What is the take-away from this? Low quality pages on your site hurt your rankings. Whatever the real weightings are for low quality vs high quality pages, the truth is they’re getting averaged out. It doesn’t matter if you have one awesome article for your niche, if you have 10 extremely low quality pages, they will average out to make for a low quality site. As such, your awesome page, even if it has tons of links, will be filtered from the SERPs, because your site is low quality on average.
Therefore, you’ve got two different things that are getting your site removed from search engines. The first, that your site is a low quality site, the second is that your links are from low quality sites. Following is another quote from the patent:
The system decreases ranking scores of candidate search results identifying sites classified as low quality sites. The system can decrease the ranking score of a low quality site by multiplying the ranking score by an amount based on the link quality score for the site.

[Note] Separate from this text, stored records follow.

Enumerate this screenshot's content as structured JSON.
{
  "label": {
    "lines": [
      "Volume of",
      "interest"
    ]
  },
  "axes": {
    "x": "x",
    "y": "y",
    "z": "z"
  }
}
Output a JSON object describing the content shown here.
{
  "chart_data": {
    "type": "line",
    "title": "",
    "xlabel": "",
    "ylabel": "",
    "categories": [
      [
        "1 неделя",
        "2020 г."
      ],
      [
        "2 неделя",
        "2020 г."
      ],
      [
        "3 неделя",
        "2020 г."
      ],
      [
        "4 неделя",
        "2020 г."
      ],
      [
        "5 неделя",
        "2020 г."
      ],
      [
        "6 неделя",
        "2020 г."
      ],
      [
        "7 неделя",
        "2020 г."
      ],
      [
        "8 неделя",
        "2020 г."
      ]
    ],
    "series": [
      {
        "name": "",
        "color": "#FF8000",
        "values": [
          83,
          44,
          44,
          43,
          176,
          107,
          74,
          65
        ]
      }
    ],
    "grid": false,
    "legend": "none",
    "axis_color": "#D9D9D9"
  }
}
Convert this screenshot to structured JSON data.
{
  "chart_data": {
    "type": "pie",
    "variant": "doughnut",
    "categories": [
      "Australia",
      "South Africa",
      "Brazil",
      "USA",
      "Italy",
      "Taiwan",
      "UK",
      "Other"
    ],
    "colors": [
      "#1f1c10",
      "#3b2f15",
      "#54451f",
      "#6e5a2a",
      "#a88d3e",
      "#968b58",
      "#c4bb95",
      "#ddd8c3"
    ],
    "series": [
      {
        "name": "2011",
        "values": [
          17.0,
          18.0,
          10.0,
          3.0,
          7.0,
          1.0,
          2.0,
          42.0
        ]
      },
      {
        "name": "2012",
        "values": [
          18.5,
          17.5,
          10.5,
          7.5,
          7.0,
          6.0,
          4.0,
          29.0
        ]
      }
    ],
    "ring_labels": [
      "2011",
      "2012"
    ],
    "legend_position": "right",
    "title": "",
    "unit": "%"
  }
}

Another section of the patent targets boilerplate links:
The system optionally discards candidate resources linking to the site only from a boilerplate section. For example, the system can discard a web page linking to the site only from a navigation bar of the web page.
All-in-all, I’m not shocked by what this patent says. These are all things I found out the hard way. To see these things put in writing only confirms that everything mentioned above isn’t theoretical only, it is all inside Google’s algorithms right now. Following is a list of things learned from this patent.
- The quality of your site is determined by averaging it’s quality when compared to other sites in your niche.
- Sites on the bottom end of the average are filtered from Google’s SERP results.
- Google has measures in place to combat spun or rewritten content, a “diversity filter”.
- Links from similar content are discarded. Note they may give an initial boost and then you lose rank when Google figures it out.
- Links from websites with the same IP, or same content, are discarded (and optionally penalized).
- Bad articles on your site reduce your overall site quality, negating good content.
- Navigational or boiler-type links to external websites are a waste.
For those of us who are finding spun content and low quality content a little less effective, now you know why. We should all audit our websites to remove low quality content, or to improve it to make it better. Take heed as you develop your promotional strategies and shoot for highly diverse links from diverse content.